Saturday, November 12, 2011

applesauce spice cake

















When I asked my dad what desserts he ate growing up, he said – without a moment's hesitation – applesauce cake. And he always made the icing while his mother made the rest of dinner.

This was quite something, as my dad has a notoriously bad memory for what happened when he was growing up or, really, any time in the first thirty or forty years of his life.

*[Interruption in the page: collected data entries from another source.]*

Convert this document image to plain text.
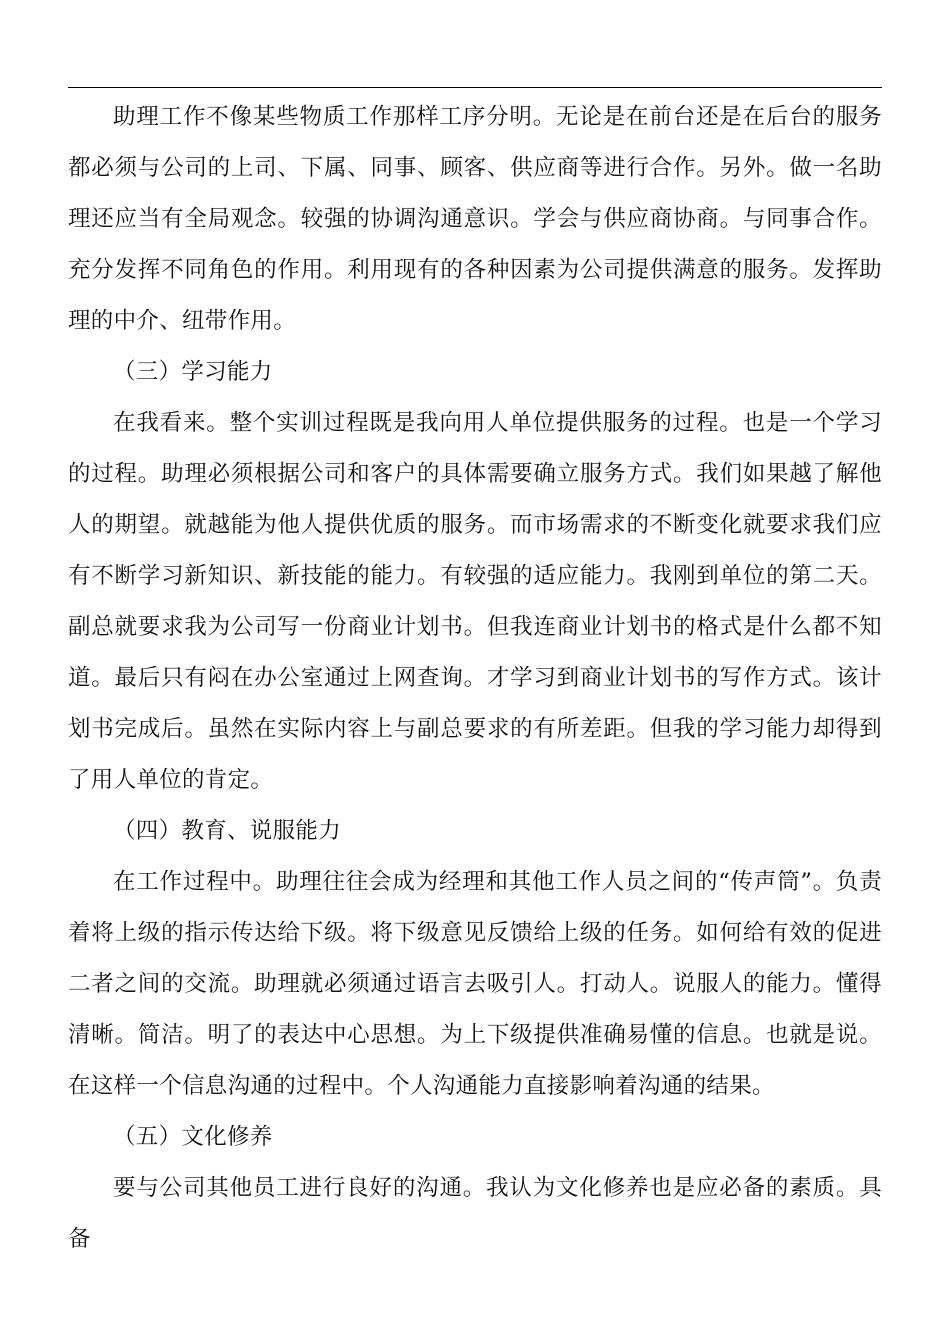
助理工作不像某些物质工作那样工序分明。无论是在前台还是在后台的服务都必须与公司的上司、下属、同事、顾客、供应商等进行合作。另外。做一名助理还应当有全局观念。较强的协调沟通意识。学会与供应商协商。与同事合作。充分发挥不同角色的作用。利用现有的各种因素为公司提供满意的服务。发挥助理的中介、纽带作用。

（三）学习能力

在我看来。整个实训过程既是我向用人单位提供服务的过程。也是一个学习的过程。助理必须根据公司和客户的具体需要确立服务方式。我们如果越了解他人的期望。就越能为他人提供优质的服务。而市场需求的不断变化就要求我们应有不断学习新知识、新技能的能力。有较强的适应能力。我刚到单位的第二天。副总就要求我为公司写一份商业计划书。但我连商业计划书的格式是什么都不知道。最后只有闷在办公室通过上网查询。才学习到商业计划书的写作方式。该计划书完成后。虽然在实际内容上与副总要求的有所差距。但我的学习能力却得到了用人单位的肯定。

（四）教育、说服能力

在工作过程中。助理往往会成为经理和其他工作人员之间的“传声筒”。负责着将上级的指示传达给下级。将下级意见反馈给上级的任务。如何给有效的促进二者之间的交流。助理就必须通过语言去吸引人。打动人。说服人的能力。懂得清晰。简洁。明了的表达中心思想。为上下级提供准确易懂的信息。也就是说。在这样一个信息沟通的过程中。个人沟通能力直接影响着沟通的结果。

（五）文化修养

要与公司其他员工进行良好的沟通。我认为文化修养也是应必备的素质。具备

Apples, he said, grew in their yard and they were free and they kept, so they ate them a lot. Applesauce cake, apple pie, apple roly-poly, plain old applesauce . . . they ate a lot of apples.
















(In fact, dad also tells the story of how eventually his mother decided she didn't like applesauce. But she had to eat it throughout her life. Even when she was dying, people kept making her applesauce because they thought it would be an easy thing to eat, little realizing it was the last thing she wanted.)

So, it was only fitting that when dad came to visit us last weekend, what should he bring but apples? Two kinds: wind falls and Bramley's Seedling, which dad says are the best cooking apples out there. Add those to the box of Cox's Orange Pippin apples friends brought us the weekend before and I decided there was nothing for it but to make applesauce cake.

This is a humble little cake. It is not excessively sweet or moist or modern. But somehow, it's just right. I found myself eating one bite and thinking, "Hmmn, that's pretty good." And before I was done chewing I had the next bite ready to pop in. Suddenly, I was done a whole piece of cake and I had hardly noticed.
















You may look at the recipe and be alarmed about the nuts and raisins. (Do you, like me, sometimes find raisins to be an interloper in cake?) Stay calm. The raisins are chopped and somehow they just meld right into the dough and make it good. Seriously, won't you try it just once with the raisins, for me?

By the way, this recipe comes via my great aunt Marjorie (my grandmother's sister) from what looks like a church cookbook. The original author is Mrs. L. Faulkner on Lulu Island, B.C. Thank you, Mrs. L. Faulkner.

Last November: west african peanut soup via Winnipeg 
















applesauce spice cake

1/2 c. butter
1 c. sugar
2 eggs
1 c. chopped raisins
1/2 c. chopped walnuts or pecans
2 c. sifted cake flour
     or gluten-free:
     56 g. (1/2 c. + 1 tbsp. + 2 tsp.) pure oat flour
     56 g. (1/2 c.) sweet white sorghum flour
     56 g. (1/3 c.) sweet rice flour
     56 g. (1/3 c. + 1 tbsp.) tapioca starch
     56 g. (1/3 c. + 1 tbsp.) potato starch
1/2 tsp. salt
1 tsp. baking soda
1 tsp. cinnamon
1/2 tsp. nutmeg
1 c. unsweetened applesauce

Preheat oven to 350 degrees Fahrenheit. Grease 8" x 8" cake pan.

Cream butter and sugar together until fluffy. Add eggs and mix. Stir in the nuts and raisins. Set aside.

Stir the flour(s), salt, baking soda, nutmeg and cinnamon together. Alternate between adding this mixture and the applesauce to the butter mixture. Pour into pan.

Bake about 30 minutes, until your cake poker comes out clean. Let cool in the pan on a rack.


icing
 
3 tbsp. butter
1 1/2 c. icing or powdered sugar
1/2 tsp. vanilla
(about) 2 tbsp. milk

Cream the butter and icing sugar together. Beat in the vanilla. Add the milk a bit at a time until you get the consistency you'd like. Spread over cooled cake.


1 comment:

  1. The applesauce cake in the photos looks just like I remember it.